On Sun Feb 25, 2007 at 11:25:04AM +0100, Edi Weitz wrote:
On Sat, 24 Feb 2007 16:39:54 -0800, Jeffrey Cunningham jeffrey@cunningham.net wrote:
In this case I set it to make a substitution for the 'bad' character. Is it possible for there to be more than one?
Not yet. See current discussion on the FLEXI-STREAMS mailing list.
And more generally, should there not be a way to set drakma so it may take a performance hit but is guaranteed not to die on any html that is thrown at it?
It's not dying, it just signals an error.
And, no, I don't think there's a way to provide meaningful results and at the same time to be prepared to accept whatever bogus data or headers the server choses to send. If you find something like that, send patches, but it sounds like magic (or at least very good AI) to me.
I guess I disagree.
If I try to access a page like that using: links, lynx, wget, mozilla, firefox, or any html parsing entity I can think of they don't stop functioning, signal an error, or whatever you want to call it. They give me their best approximation of the content. Seems like that ought be the goal here, or at least a possibility.

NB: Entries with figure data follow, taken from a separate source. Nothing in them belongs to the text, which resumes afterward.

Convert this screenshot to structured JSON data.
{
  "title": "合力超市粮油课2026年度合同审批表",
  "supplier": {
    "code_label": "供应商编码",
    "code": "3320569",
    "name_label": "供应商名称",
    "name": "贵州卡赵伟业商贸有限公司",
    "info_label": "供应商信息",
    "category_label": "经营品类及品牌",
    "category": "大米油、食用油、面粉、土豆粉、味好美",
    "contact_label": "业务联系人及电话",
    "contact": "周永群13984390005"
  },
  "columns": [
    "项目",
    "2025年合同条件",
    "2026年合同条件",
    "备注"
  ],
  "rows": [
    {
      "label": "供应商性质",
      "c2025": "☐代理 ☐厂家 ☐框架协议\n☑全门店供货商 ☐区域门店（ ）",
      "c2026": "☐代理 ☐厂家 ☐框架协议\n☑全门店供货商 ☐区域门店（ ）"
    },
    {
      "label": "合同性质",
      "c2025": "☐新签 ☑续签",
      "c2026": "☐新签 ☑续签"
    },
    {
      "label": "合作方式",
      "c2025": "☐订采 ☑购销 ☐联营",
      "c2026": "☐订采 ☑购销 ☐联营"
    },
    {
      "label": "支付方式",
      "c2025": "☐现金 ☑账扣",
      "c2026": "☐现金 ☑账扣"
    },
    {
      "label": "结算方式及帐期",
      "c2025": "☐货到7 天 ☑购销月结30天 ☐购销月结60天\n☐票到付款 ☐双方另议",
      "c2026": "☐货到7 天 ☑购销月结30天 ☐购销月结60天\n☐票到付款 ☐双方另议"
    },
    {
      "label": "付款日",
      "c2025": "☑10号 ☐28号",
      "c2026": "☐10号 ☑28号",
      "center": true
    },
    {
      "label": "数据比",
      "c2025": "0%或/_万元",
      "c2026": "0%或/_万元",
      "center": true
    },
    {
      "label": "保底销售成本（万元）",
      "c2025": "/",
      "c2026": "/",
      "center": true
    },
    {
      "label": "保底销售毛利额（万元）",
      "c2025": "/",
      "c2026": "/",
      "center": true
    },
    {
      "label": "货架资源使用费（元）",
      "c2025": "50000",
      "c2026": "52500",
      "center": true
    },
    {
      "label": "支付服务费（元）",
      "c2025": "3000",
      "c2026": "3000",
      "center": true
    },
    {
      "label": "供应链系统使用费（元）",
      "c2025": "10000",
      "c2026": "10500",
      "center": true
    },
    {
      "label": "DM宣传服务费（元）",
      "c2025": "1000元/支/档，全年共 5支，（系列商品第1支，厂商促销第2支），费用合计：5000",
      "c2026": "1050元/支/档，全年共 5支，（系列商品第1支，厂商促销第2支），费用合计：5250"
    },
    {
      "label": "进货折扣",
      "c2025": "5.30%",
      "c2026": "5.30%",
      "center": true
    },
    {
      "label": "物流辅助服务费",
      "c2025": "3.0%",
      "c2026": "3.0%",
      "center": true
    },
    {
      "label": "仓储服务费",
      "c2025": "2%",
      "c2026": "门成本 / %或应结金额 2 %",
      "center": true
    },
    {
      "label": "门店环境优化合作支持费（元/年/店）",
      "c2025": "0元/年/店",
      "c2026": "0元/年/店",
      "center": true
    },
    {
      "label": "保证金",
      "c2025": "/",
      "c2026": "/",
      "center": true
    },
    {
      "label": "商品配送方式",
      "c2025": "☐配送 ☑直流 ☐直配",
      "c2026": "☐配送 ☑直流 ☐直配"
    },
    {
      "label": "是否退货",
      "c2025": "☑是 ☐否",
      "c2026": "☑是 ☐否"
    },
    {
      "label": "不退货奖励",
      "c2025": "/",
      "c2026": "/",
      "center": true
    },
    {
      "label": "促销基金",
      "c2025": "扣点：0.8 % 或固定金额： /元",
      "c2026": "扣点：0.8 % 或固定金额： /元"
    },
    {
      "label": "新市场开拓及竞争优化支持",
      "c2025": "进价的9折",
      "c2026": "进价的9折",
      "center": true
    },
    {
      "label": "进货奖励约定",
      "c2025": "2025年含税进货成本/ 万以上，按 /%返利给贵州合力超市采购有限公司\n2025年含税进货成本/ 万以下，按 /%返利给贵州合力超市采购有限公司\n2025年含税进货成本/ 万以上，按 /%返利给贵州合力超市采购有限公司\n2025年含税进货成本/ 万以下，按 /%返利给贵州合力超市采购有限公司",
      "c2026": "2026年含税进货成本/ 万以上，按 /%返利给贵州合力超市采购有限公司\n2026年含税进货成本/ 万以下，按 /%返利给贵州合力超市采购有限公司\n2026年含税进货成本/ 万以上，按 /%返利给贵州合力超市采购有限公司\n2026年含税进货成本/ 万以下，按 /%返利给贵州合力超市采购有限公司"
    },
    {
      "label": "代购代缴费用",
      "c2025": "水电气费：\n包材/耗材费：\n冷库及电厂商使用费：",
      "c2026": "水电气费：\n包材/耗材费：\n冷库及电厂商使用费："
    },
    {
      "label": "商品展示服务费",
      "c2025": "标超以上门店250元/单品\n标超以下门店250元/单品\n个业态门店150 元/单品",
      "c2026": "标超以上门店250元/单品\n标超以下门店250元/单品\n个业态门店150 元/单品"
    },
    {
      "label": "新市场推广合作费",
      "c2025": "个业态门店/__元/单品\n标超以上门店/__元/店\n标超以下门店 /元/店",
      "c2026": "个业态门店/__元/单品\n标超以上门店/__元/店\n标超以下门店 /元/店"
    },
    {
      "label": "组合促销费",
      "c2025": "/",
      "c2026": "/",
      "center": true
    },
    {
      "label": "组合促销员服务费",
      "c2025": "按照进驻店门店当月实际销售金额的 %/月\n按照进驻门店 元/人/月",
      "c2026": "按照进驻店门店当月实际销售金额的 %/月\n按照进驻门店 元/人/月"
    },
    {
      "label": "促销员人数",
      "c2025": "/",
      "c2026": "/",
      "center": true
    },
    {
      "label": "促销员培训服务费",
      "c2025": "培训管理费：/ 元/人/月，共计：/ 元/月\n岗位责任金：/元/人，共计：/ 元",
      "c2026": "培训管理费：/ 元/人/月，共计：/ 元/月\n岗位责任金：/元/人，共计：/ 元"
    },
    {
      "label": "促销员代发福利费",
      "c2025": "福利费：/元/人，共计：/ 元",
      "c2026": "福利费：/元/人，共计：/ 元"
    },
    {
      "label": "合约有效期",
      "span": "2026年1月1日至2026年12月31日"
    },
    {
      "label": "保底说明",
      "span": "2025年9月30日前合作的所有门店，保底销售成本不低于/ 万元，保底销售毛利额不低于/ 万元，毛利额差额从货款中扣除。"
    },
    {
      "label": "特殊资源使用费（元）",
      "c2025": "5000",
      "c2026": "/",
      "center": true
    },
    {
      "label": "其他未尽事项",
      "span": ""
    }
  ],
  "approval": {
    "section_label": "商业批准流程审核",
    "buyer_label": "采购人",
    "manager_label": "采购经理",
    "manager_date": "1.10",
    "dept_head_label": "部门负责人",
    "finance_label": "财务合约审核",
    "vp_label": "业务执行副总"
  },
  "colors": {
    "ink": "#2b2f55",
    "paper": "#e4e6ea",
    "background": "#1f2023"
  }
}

In an automated process, signaling an error means that processing has stopped (or 'died'). The source of the error signal may be in flexi-streams (I have read the discussions in the that list), but its drakma that has to deal with its consequences.
How do the above mentioned applications manage this problem? Certainly not by magic. And I doubt the AI in links or lynx is very sophisticated.
--Jeff